Doctors at Berkeley General Hospital originally believed Paulucci would die but reported Feb. 24, 1926, that she had “a remarkable constitution combined with wonderful courage” and would likely recover but never walk again. She did not yet know that and had told hospital staff that she was looking forward to dancing again and going back to work at a Berkeley restaurant.

Meanwhile, on Feb. 27, 1926, a Berkeley police officer in a patrol car chased a speeding driver nearly 3 miles through city streets. After the officer fired two shots, the driver stopped on Benvenue Avenue. He proved to be James Klinefeller, 19, a UC student who lived on Cragmont Avenue.

Klinefeller told the police he fled because an Oakland judge had recently suspended his driver’s license. He was arrested “on charges of speeding and driving without a license.”

Proposed building: Dolan Brothers Wrecking Co. (“wrecking” meant tearing down buildings) was relocating from Oakland to Berkeley, and on Feb. 27, 1926, the Gazette ran a drawing of their proposed new building at the southwest corner of Ashby and San Pablo avenues.

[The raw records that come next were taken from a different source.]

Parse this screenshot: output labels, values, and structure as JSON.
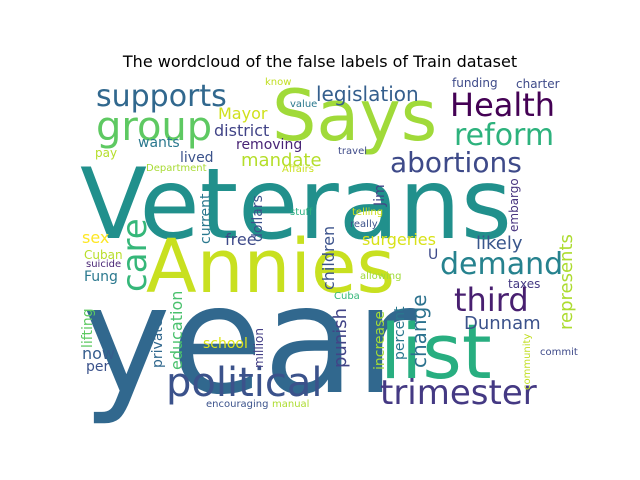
{
  "title": "The wordcloud of the false labels of Train dataset",
  "words": [
    {
      "text": "year",
      "color": "#31688e"
    },
    {
      "text": "Veterans",
      "color": "#21908c"
    },
    {
      "text": "Annies",
      "color": "#c8e020"
    },
    {
      "text": "Says",
      "color": "#a0da39"
    },
    {
      "text": "list",
      "color": "#28ae80"
    },
    {
      "text": "political",
      "color": "#3b528b"
    },
    {
      "text": "trimester",
      "color": "#443983"
    },
    {
      "text": "Health",
      "color": "#440154"
    },
    {
      "text": "supports",
      "color": "#31688e"
    },
    {
      "text": "group",
      "color": "#5ec962"
    },
    {
      "text": "reform",
      "color": "#2db27d"
    },
    {
      "text": "abortions",
      "color": "#3e4a89"
    },
    {
      "text": "demand",
      "color": "#26828e"
    },
    {
      "text": "third",
      "color": "#481f70"
    },
    {
      "text": "care",
      "color": "#35b779"
    },
    {
      "text": "legislation",
      "color": "#355f8d"
    },
    {
      "text": "mandate",
      "color": "#b5de2b"
    },
    {
      "text": "Mayor",
      "color": "#d0e11c"
    },
    {
      "text": "district",
      "color": "#414487"
    },
    {
      "text": "wants",
      "color": "#2a788e"
    },
    {
      "text": "lived",
      "color": "#3b528b"
    },
    {
      "text": "removing",
      "color": "#482475"
    },
    {
      "text": "free",
      "color": "#3e4a89"
    },
    {
      "text": "sex",
      "color": "#fde725"
    },
    {
      "text": "surgeries",
      "color": "#d8e219"
    },
    {
      "text": "likely",
      "color": "#39568c"
    },
    {
      "text": "change",
      "color": "#2c728e"
    },
    {
      "text": "Dunnam",
      "color": "#3b528b"
    },
    {
      "text": "represents",
      "color": "#addc30"
    },
    {
      "text": "punish",
      "color": "#414487"
    },
    {
      "text": "children",
      "color": "#3b528b"
    },
    {
      "text": "education",
      "color": "#4ac16d"
    },
    {
      "text": "school",
      "color": "#dde318"
    },
    {
      "text": "Fung",
      "color": "#2a788e"
    },
    {
      "text": "now",
      "color": "#365d8d"
    },
    {
      "text": "per",
      "color": "#3b528b"
    },
    {
      "text": "funding",
      "color": "#3e4a89"
    },
    {
      "text": "charter",
      "color": "#3e4a89"
    },
    {
      "text": "increase",
      "color": "#a2da37"
    },
    {
      "text": "percent",
      "color": "#2a788e"
    },
    {
      "text": "Jim",
      "color": "#414487"
    },
    {
      "text": "embargo",
      "color": "#46327e"
    },
    {
      "text": "current",
      "color": "#2a788e"
    },
    {
      "text": "dollars",
      "color": "#3b528b"
    },
    {
      "text": "million",
      "color": "#433e85"
    },
    {
      "text": "private",
      "color": "#31688e"
    },
    {
      "text": "lifting",
      "color": "#5ec962"
    },
    {
      "text": "Cuban",
      "color": "#b8de29"
    },
    {
      "text": "suicide",
      "color": "#482475"
    },
    {
      "text": "pay",
      "color": "#b5de2b"
    },
    {
      "text": "Department",
      "color": "#a8db34"
    },
    {
      "text": "value",
      "color": "#2a788e"
    },
    {
      "text": "know",
      "color": "#c2df23"
    },
    {
      "text": "travel",
      "color": "#3e4a89"
    },
    {
      "text": "Affairs",
      "color": "#cae11f"
    },
    {
      "text": "stuff",
      "color": "#29af7f"
    },
    {
      "text": "telling",
      "color": "#d0e11c"
    },
    {
      "text": "really",
      "color": "#3b528b"
    },
    {
      "text": "U",
      "color": "#3e4a89"
    },
    {
      "text": "allowing",
      "color": "#a0da39"
    },
    {
      "text": "taxes",
      "color": "#443983"
    },
    {
      "text": "Cuba",
      "color": "#35b779"
    },
    {
      "text": "commit",
      "color": "#3e4a89"
    },
    {
      "text": "community",
      "color": "#c2df23"
    },
    {
      "text": "encouraging",
      "color": "#3b528b"
    },
    {
      "text": "manual",
      "color": "#addc30"
    }
  ]
}
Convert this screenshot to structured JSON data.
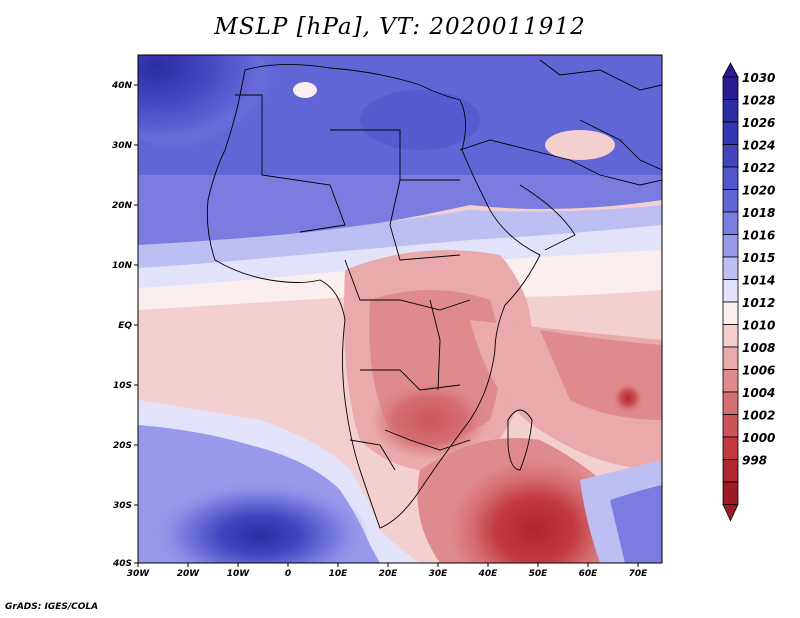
{
  "title": "MSLP [hPa], VT: 2020011912",
  "credit": "GrADS: IGES/COLA",
  "lat_ticks": [
    "40N",
    "30N",
    "20N",
    "10N",
    "EQ",
    "10S",
    "20S",
    "30S",
    "40S"
  ],
  "lon_ticks": [
    "30W",
    "20W",
    "10W",
    "0",
    "10E",
    "20E",
    "30E",
    "40E",
    "50E",
    "60E",
    "70E"
  ],
  "colorbar": {
    "labels": [
      "1030",
      "1028",
      "1026",
      "1024",
      "1022",
      "1020",
      "1018",
      "1016",
      "1015",
      "1014",
      "1012",
      "1010",
      "1008",
      "1006",
      "1004",
      "1002",
      "1000",
      "998"
    ],
    "colors": [
      "#2a1a94",
      "#2c2ca4",
      "#3536b3",
      "#4244bf",
      "#5255cb",
      "#6265d6",
      "#7a7ce0",
      "#9899ea",
      "#bdbff3",
      "#e2e3fa",
      "#fbeeee",
      "#f4cfcf",
      "#eaa9aa",
      "#df8a8c",
      "#d56e72",
      "#cc555a",
      "#c1393f",
      "#b02630",
      "#9f1a24"
    ],
    "min_color": "#9f1a24",
    "max_color": "#2a1a94"
  }
}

It would serve as office headquarters and also store and sell materials salvaged from demolished buildings.

This handsome new structure to house a large company that specialized in demolishing buildings was planned in early 1926 for construction at Berkeley’s southwest corner of Ashby and San Pablo avenues. (photo courtesy of the Berkeley Historical Society and Museum) 

City Hall renovations: The city of Berkeley was undertaking alterations to City Hall (now the Maudelle Shirek Building) in 1926, and several offices were disrupted by the work. The mayor was without an office for the time being and “the city clerk’s office is temporarily located with the City Planning Commission in the rear of the council chamber.”

Off-street parking: The Berkeley Builders’ Exchange said it would focus on bringing about “a change in the laws which limit two garages to a lot so that in the case of an apartment house there could be a garage for each tenant.”

The leader of the exchange noted that “zoning laws prevent public garages being erected in the residential sections (of Berkeley) and another ordinance forbids motorists to park cars all night in front of their homes; consequently many motorists who live in apartments are deprived of the privilege of driving home in their own machines.”

Buses advance: The Gazette editorialized on Feb. 26, 1926, that buses were beginning to out-compete streetcars in London, and as a result “it is likely that buses will be barred during the rush hours from the routes where they seriously compete with the streetcars.”

That was one possible solution, the paper noted, but “when buses win over streetcars, it must be because they serve the purpose better. Their victory shows the course of traffic evolution. If one or the other competitor must be abandoned, it seems more rational to abandon the trolley lines.”

Another option, the editorial said, was being explored in the United States, where some cities were letting trolley lines take over competing bus lines and “dropping track lines that do not pay and using their own buses instead.”

High winds: Overnight on Feb. 25-26, 1926, “a north wind which blew almost with gale velocity” all night worried Berkeley firefighters, but just one small chimney fire was reported.